Read the interview with Alberto Gómez and his winning proposal: Artificial Intelligence and Video Codec Enhancements for Realistic Avatar Telepresence (AIVATAR)

Alberto Gómez and Fluendo

Alberto Gómez is Fluendo’s Business Unit Manager for New Business, with over nine years of experience in product and project development across the multimedia and automotive sectors.
Fluendo, based in Barcelona, is a leading provider of advanced multimedia middleware solutions.
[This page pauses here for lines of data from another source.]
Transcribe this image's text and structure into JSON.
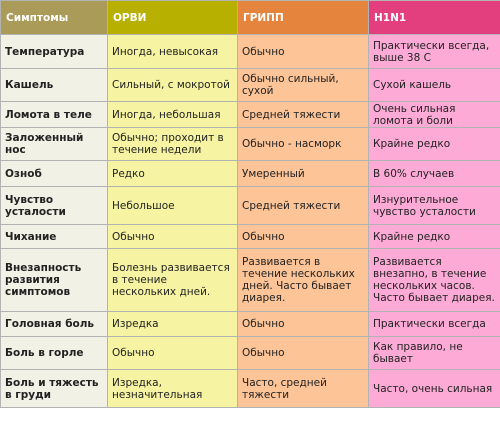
{
  "headers": [
    "Симптомы",
    "ОРВИ",
    "ГРИПП",
    "H1N1"
  ],
  "colors": {
    "col0_header": "#ab9b58",
    "col0": "#f2f1e5",
    "col1_header": "#b8b000",
    "col1": "#f6f4a2",
    "col2_header": "#e5843d",
    "col2": "#fcc497",
    "col3_header": "#e33f7e",
    "col3": "#fdaad6"
  },
  "rows": [
    {
      "symptom": "Температура",
      "orvi": "Иногда, невысокая",
      "gripp": "Обычно",
      "h1n1": "Практически всегда, выше 38 С"
    },
    {
      "symptom": "Кашель",
      "orvi": "Сильный, с мокротой",
      "gripp": "Обычно сильный, сухой",
      "h1n1": "Сухой кашель"
    },
    {
      "symptom": "Ломота в теле",
      "orvi": "Иногда, небольшая",
      "gripp": "Средней тяжести",
      "h1n1": "Очень сильная ломота и боли"
    },
    {
      "symptom": "Заложенный нос",
      "orvi": "Обычно; проходит в течение недели",
      "gripp": "Обычно - насморк",
      "h1n1": "Крайне редко"
    },
    {
      "symptom": "Озноб",
      "orvi": "Редко",
      "gripp": "Умеренный",
      "h1n1": "В 60% случаев"
    },
    {
      "symptom": "Чувство усталости",
      "orvi": "Небольшое",
      "gripp": "Средней тяжести",
      "h1n1": "Изнурительное чувство усталости"
    },
    {
      "symptom": "Чихание",
      "orvi": "Обычно",
      "gripp": "Обычно",
      "h1n1": "Крайне редко"
    },
    {
      "symptom": "Внезапность развития симптомов",
      "orvi": "Болезнь развивается в течение нескольких дней.",
      "gripp": "Развивается в течение нескольких дней. Часто бывает диарея.",
      "h1n1": "Развивается внезапно, в течение нескольких часов. Часто бывает диарея."
    },
    {
      "symptom": "Головная боль",
      "orvi": "Изредка",
      "gripp": "Обычно",
      "h1n1": "Практически всегда"
    },
    {
      "symptom": "Боль в горле",
      "orvi": "Обычно",
      "gripp": "Обычно",
      "h1n1": "Как правило, не бывает"
    },
    {
      "symptom": "Боль и тяжесть в груди",
      "orvi": "Изредка, незначительная",
      "gripp": "Часто, средней тяжести",
      "h1n1": "Часто, очень сильная"
    }
  ]
}
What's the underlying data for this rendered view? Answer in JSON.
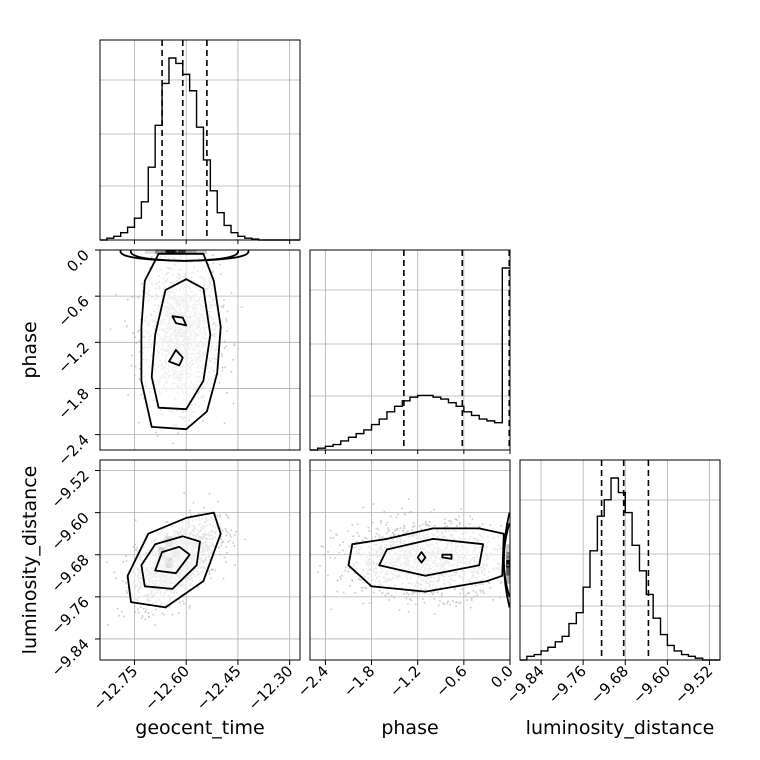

With over 20 years of expertise, the company develops high-performance components—including codecs, SDKs, image processing modules, streaming plugins, and AI-powered tools—across multiple platforms. 
Fluendo is a key contributor to the GStreamer ecosystem. It delivers scalable, cross-platform solutions for industries such as automotive, broadcasting, and video surveillance and offers trusted consulting services to clients of all sizes.

Can you give a brief overview of your winning proposal?
What are its key objectives and innovative aspects?

Our proposal, AIVATAR, introduces dual enhancement solutions—codec-based and AI-based—to improve the quality, efficiency, and realism of real-time immersive telepresence. We integrate MPEG-5 Part 2 LCEVC as an enhancement layer over AVC, achieving up to 20% BD-rate reduction, sub-200 ms latency, and full backward compatibility with existing codecs and infrastructure.

In parallel, we deploy lightweight AI-driven enhancements—focused on upsampling, artifact suppression, and color fidelity—at the endpoint. These enhancements run without altering current streaming pipelines or requiring server-side changes.  These innovations form a hybrid solution that adapts to varying network conditions and resource-constrained XR devices, offering a scalable and high-quality telepresence experience.

What motivated you to apply for the SPIRIT Open Call?

Fluendo is strategically targeting the emerging XR market as a new avenue for our solutions. With proven applications in remote work, education, medicine, automotive, and other industries, our expertise is now poised to extend into XR—a field that redefines immersive experiences. SPIRIT offers a unique opportunity to validate and refine our codec-based and AI-based enhancements in real-world conditions.

By leveraging SPIRIT’s advanced testbeds and collaborative environment, we can showcase our innovative approach, paving the way for broader market adoption and future growth in the XR domain.

How do you envision this project making an impact?

AIVATAR aims to transform real-time telepresence by enabling high-quality, low-latency avatar streaming across diverse networks and device conditions. By integrating LCEVC over AVC and deploying AI-driven visual enhancements, the project significantly improves compression efficiency, visual fidelity, and responsiveness—without adding system complexity.

A key innovation is deploying AI at the XR edge, enabling real-time temporal and spatial upsampling, denoising, and colour refinement directly on XR glasses, mobile devices, tablets, and web-based clients. This edge-focused approach ensures scalability, lowers infrastructure demands and delivers consistently immersive experiences across platforms. The project will also generate valuablebenchmarking data and best practices for the XR and multimedia communities. Ultimately, AIVATAR enhances the SPIRIT platform’s value proposition, accelerating the adoption of realistic, scalable telepresence in education, healthcare, remote work, and beyond.